M. Abel raconta en peu de mots sa rencontre avec les enfants, la leçon de prudence qu’il leur avait donnée, et l’ignorance où étaient ces enfants de son nom.

« Au reste, ajouta-t-il, venez m’accompagner et me tenir compagnie jusqu’au café Métis, vous verrez si j’y suis connu. »

Les sergents de ville voulurent se retirer en faisant leurs excuses, mais M. Abel exigea qu’ils l’accompagnassent jusqu’au café. Il y fit son entrée avec cette escorte, mena ses gardiens improvisés à Simon, qui, en le voyant ainsi accompagné, s’élança vers lui pour avoir des explications.

M. Abel, riant.

Halte-là, mon ami Simon, je pourrais te compromettre ! Ces messieurs me prennent pour un voleur ! J’ai vu Jeannot, qui a crié au voleur, comme mon petit Jean, et je viens à toi pour me disculper.

Simon.

Comment, sergents, vous ne connaissez pas monsieur, qui est du quartier ? Je le garantis, moi. C’est un de nos habitués, et j’en réponds comme de moi-même.

M. Abel.

Merci, Simon, je me réclamerai de toi dans tous les embarras où je me mets sans cesse par amour de la farce. Et vous, messieurs les sergents de ville, vous allez accepter un café. »

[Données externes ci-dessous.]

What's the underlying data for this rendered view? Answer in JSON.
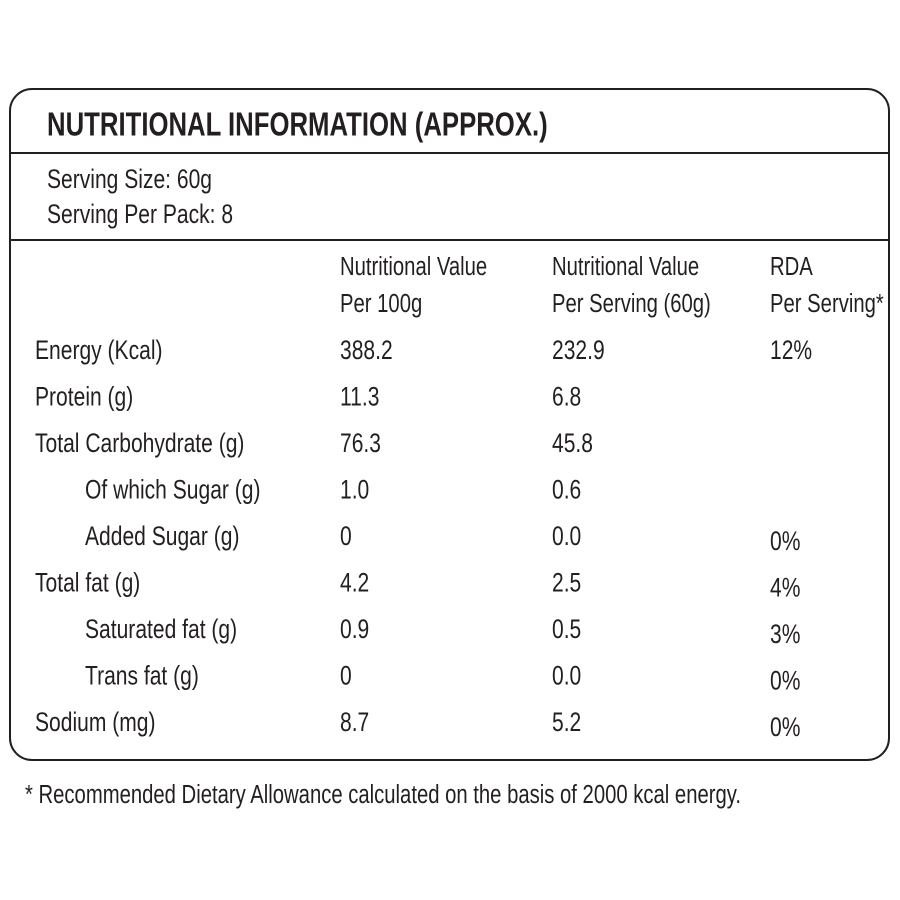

Et, sans attendre leur réponse :

« Trois cafés et un flacon de cognac ! » cria-t-il.

Simon sortit en riant : quand il rentra, il trouva M. Abel attablé avec les sergents de ville ; ils paraissaient fort contents de la fin de l’aventure : ils savourèrent le café et le cognac jusqu’à la dernière goutte ; ils saluèrent M. Abel en lui renouvelant leurs excuses et leurs remerciements, et ils retournèrent à leur poste, qu’ils avaient abandonné pour affaires de service.